Question

Temperature of a metal ball is $30^{\circ} C$. When an energy of $3000$J is supplied its temperature rises by $40^{\circ} C$. Calculate its heat capacity.

Answer 1

Hint: Heat capacity is the proportion of heat energy transported to an object to enhance its temperature. The ability of a substance to receive heat energy; the amount of heat needed to enhance the temperature of one mole of a matter by one degree Celsius without any modification of phase.

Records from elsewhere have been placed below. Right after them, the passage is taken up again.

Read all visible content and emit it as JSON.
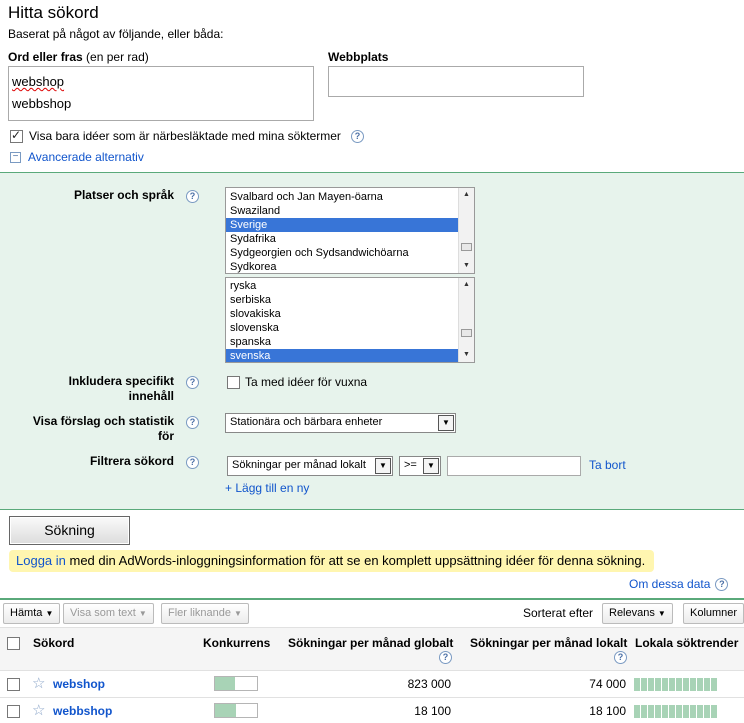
{
  "header": {
    "title": "Hitta sökord",
    "subtitle": "Baserat på något av följande, eller båda:"
  },
  "keywords_field": {
    "label": "Ord eller fras",
    "label_hint": "(en per rad)",
    "lines": [
      "webshop",
      "webbshop"
    ]
  },
  "website_field": {
    "label": "Webbplats",
    "value": ""
  },
  "close_ideas": {
    "checked": true,
    "label": "Visa bara idéer som är närbesläktade med mina söktermer"
  },
  "advanced_toggle": {
    "icon": "minus",
    "label": "Avancerade alternativ"
  },
  "advanced": {
    "locations_label": "Platser och språk",
    "countries": [
      "Svalbard och Jan Mayen-öarna",
      "Swaziland",
      "Sverige",
      "Sydafrika",
      "Sydgeorgien och Sydsandwichöarna",
      "Sydkorea"
    ],
    "country_selected": "Sverige",
    "languages": [
      "ryska",
      "serbiska",
      "slovakiska",
      "slovenska",
      "spanska",
      "svenska"
    ],
    "language_selected": "svenska",
    "adult_label_line1": "Inkludera specifikt",
    "adult_label_line2": "innehåll",
    "adult_checkbox_label": "Ta med idéer för vuxna",
    "adult_checked": false,
    "devices_label_line1": "Visa förslag och statistik",
    "devices_label_line2": "för",
    "devices_value": "Stationära och bärbara enheter",
    "filter_label": "Filtrera sökord",
    "filter_field": "Sökningar per månad lokalt",
    "filter_operator": ">=",
    "filter_value": "",
    "remove_link": "Ta bort",
    "add_link": "+ Lägg till en ny"
  },
  "search_button": "Sökning",
  "notice": {
    "link": "Logga in",
    "text": " med din AdWords-inloggningsinformation för att se en komplett uppsättning idéer för denna sökning."
  },
  "about_data": "Om dessa data",
  "toolbar": {
    "download": "Hämta",
    "view_as_text": "Visa som text",
    "more_like": "Fler liknande",
    "sorted_by_label": "Sorterat efter",
    "sort_value": "Relevans",
    "columns": "Kolumner"
  },
  "table": {
    "headers": {
      "keyword": "Sökord",
      "competition": "Konkurrens",
      "global": "Sökningar per månad globalt",
      "local": "Sökningar per månad lokalt",
      "trends": "Lokala söktrender"
    },
    "rows": [
      {
        "keyword": "webshop",
        "competition": 0.48,
        "global": "823 000",
        "local": "74 000",
        "trend": [
          0.85,
          0.85,
          0.85,
          0.85,
          0.85,
          0.85,
          0.85,
          0.85,
          0.85,
          0.85,
          0.85,
          0.85
        ]
      },
      {
        "keyword": "webbshop",
        "competition": 0.5,
        "global": "18 100",
        "local": "18 100",
        "trend": [
          0.85,
          0.85,
          0.85,
          0.85,
          0.85,
          0.85,
          0.85,
          0.85,
          0.85,
          0.85,
          0.85,
          0.85
        ]
      }
    ]
  },
  "colors": {
    "accent_green": "#5aa97a",
    "panel_bg": "#e7f3ec",
    "link": "#1155cc",
    "selection": "#3875d7",
    "notice_bg": "#fff6b0",
    "bar_fill": "#a8d3b6"
  }
}
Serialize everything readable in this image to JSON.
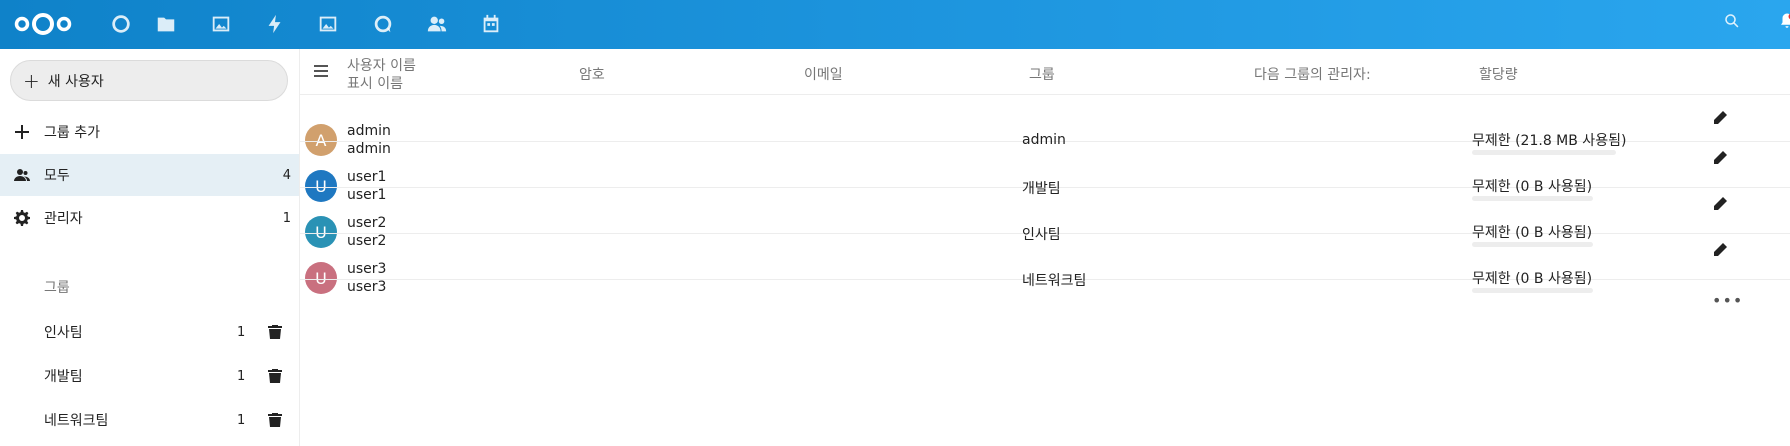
{
  "header": {
    "apps": [
      "dashboard-icon",
      "files-icon",
      "photos-icon",
      "activity-icon",
      "gallery-icon",
      "talk-icon",
      "contacts-icon",
      "calendar-icon"
    ],
    "right": [
      "search-icon",
      "notifications-icon"
    ]
  },
  "sidebar": {
    "new_user_label": "새 사용자",
    "add_group_label": "그룹 추가",
    "everyone": {
      "label": "모두",
      "count": "4"
    },
    "admins": {
      "label": "관리자",
      "count": "1"
    },
    "groups_caption": "그룹",
    "groups": [
      {
        "label": "인사팀",
        "count": "1"
      },
      {
        "label": "개발팀",
        "count": "1"
      },
      {
        "label": "네트워크팀",
        "count": "1"
      }
    ]
  },
  "table": {
    "headers": {
      "username": "사용자 이름",
      "displayname": "표시 이름",
      "password": "암호",
      "email": "이메일",
      "groups": "그룹",
      "subadmin": "다음 그룹의 관리자:",
      "quota": "할당량"
    },
    "rows": [
      {
        "initial": "A",
        "avatar_color": "#d1a06d",
        "username": "admin",
        "displayname": "admin",
        "group": "admin",
        "quota": "무제한 (21.8 MB 사용됨)"
      },
      {
        "initial": "U",
        "avatar_color": "#1f78c1",
        "username": "user1",
        "displayname": "user1",
        "group": "개발팀",
        "quota": "무제한 (0 B 사용됨)"
      },
      {
        "initial": "U",
        "avatar_color": "#2a92b5",
        "username": "user2",
        "displayname": "user2",
        "group": "인사팀",
        "quota": "무제한 (0 B 사용됨)"
      },
      {
        "initial": "U",
        "avatar_color": "#c9707f",
        "username": "user3",
        "displayname": "user3",
        "group": "네트워크팀",
        "quota": "무제한 (0 B 사용됨)"
      }
    ]
  }
}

Complete step-by-step solution:
Given: Initial temperature, $T_{i} = 30^{\circ} C$
Final temperature, $T_{f} = 40^{\circ} C$
Heat required, $Q = 3000 J$
Whenever there is change in temperature, heat is required.
$Q = ms (dt)$
$\implies Q = ms (T_{f} – T_{i})$
m is the mass.
s is the specific heat capacity.
We need to calculate the heat capacity.
ms is the heat capacity.
The formula for heat capacity is:
$ms = \dfrac{Q}{ (T_{f} – T_{i}) }$
Put all values in the above formula:
$ms = \dfrac{3000}{ (40 – 30)^{\circ} C }$
$\implies ms = \dfrac{3000}{ 10^{\circ} C } \times \dfrac{1 cal}{ 4.182 J}$
$\implies ms = 71.7 cal^{\circ}C$
So, the heat capacity is $71.7 cal^{\circ}C$.

Note:Various substances have various specific heat capacities. The substance that has a higher specific heat capacity varies its temperature gradually. The substance that has a small specific heat capacity varies its temperature fast.